The new initiative, based on open-source technology and being developed in 2022, will have a pilot test in Trinidad and Tobago and then plans to expand to the Bahamas, Suriname, Dominica, El Salvador, Honduras, Peru, Uruguay, Panama and Nicaragua . .
Developed by the Pan American Health Organization (PAHO), it will make telemedicine the “new normal” for health workers and those treating chronic conditions, the outlet added.
“The goal of the platform is to improve patient outreach and follow-up, with a focus on continuity of care for people living with noncommunicable diseases (NCDs),” the United Nations health agency said.
Sebastián García Saiso, Director of the PAHO Division of Evidence and Intelligence for Health Actions, explained that since they are chronic, they require constant attention and their deterioration, if left unchecked, entails a huge bill for individuals and their families can.
NCDs are the leading cause of death and disability worldwide, accounting for 71 percent of deaths worldwide.
In the Americas, they are responsible for 5.5 million deaths, including cancer, cardiovascular disease, diabetes and chronic lung disease.
The platform can help diabetics or hypertensive patients control and monitor their illness, PAHO said, adding that it allows health workers in remote locations to “pre-triage” to refer patients before making the necessary travel take to a clinic.

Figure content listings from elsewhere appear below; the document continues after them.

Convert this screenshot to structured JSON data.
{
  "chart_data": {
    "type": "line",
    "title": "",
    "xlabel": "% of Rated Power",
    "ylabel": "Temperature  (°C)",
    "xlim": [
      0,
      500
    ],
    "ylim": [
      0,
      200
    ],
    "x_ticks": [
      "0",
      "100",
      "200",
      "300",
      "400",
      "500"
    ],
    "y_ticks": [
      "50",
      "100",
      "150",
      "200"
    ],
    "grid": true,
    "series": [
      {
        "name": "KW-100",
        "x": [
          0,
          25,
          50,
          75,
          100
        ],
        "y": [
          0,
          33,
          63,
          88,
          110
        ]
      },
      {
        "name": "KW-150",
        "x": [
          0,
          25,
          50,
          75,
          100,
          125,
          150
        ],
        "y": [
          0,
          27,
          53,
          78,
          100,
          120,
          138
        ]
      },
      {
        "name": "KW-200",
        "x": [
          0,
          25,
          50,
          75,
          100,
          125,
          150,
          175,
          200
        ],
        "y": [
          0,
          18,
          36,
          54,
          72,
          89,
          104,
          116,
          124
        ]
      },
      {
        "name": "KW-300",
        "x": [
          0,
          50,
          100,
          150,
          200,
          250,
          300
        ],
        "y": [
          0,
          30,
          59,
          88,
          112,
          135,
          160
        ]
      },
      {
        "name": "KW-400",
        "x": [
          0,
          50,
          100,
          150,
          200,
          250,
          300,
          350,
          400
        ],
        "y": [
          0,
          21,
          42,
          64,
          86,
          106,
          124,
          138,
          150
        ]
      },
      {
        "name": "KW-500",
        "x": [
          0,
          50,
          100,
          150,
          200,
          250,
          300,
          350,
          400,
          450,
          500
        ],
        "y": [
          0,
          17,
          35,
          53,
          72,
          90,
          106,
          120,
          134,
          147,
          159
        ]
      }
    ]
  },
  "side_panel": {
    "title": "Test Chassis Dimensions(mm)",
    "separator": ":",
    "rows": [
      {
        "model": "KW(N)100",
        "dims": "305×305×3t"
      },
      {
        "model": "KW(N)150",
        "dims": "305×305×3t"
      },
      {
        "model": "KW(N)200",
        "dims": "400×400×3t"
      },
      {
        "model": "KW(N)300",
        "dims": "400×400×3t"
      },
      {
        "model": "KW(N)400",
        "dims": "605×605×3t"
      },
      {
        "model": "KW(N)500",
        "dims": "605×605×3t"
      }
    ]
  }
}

“The installation of the platform at key reference points will transform the lives of those who historically have not had access to health monitoring when they need it most,” said Marcelo D’Agostino, PAHO Senior Advisor for Information Systems and Digital Health.
The new initiative integrates applications such as instant messaging, chatbots, patient records and digital prescriptions. In addition, you can send a notification when a patient’s test results fall outside the normal range.
“Since the Covid-19 pandemic, both patients and healthcare professionals have become more willing to take advantage of the benefits of telemedicine,” said Erica Wheeler, PAHO representative in Trinidad and Tobago.
By improving universal access to health, the platform should be available as a public good for all nations in Latin America and the Caribbean to benefit from, the United Nations health agency estimated.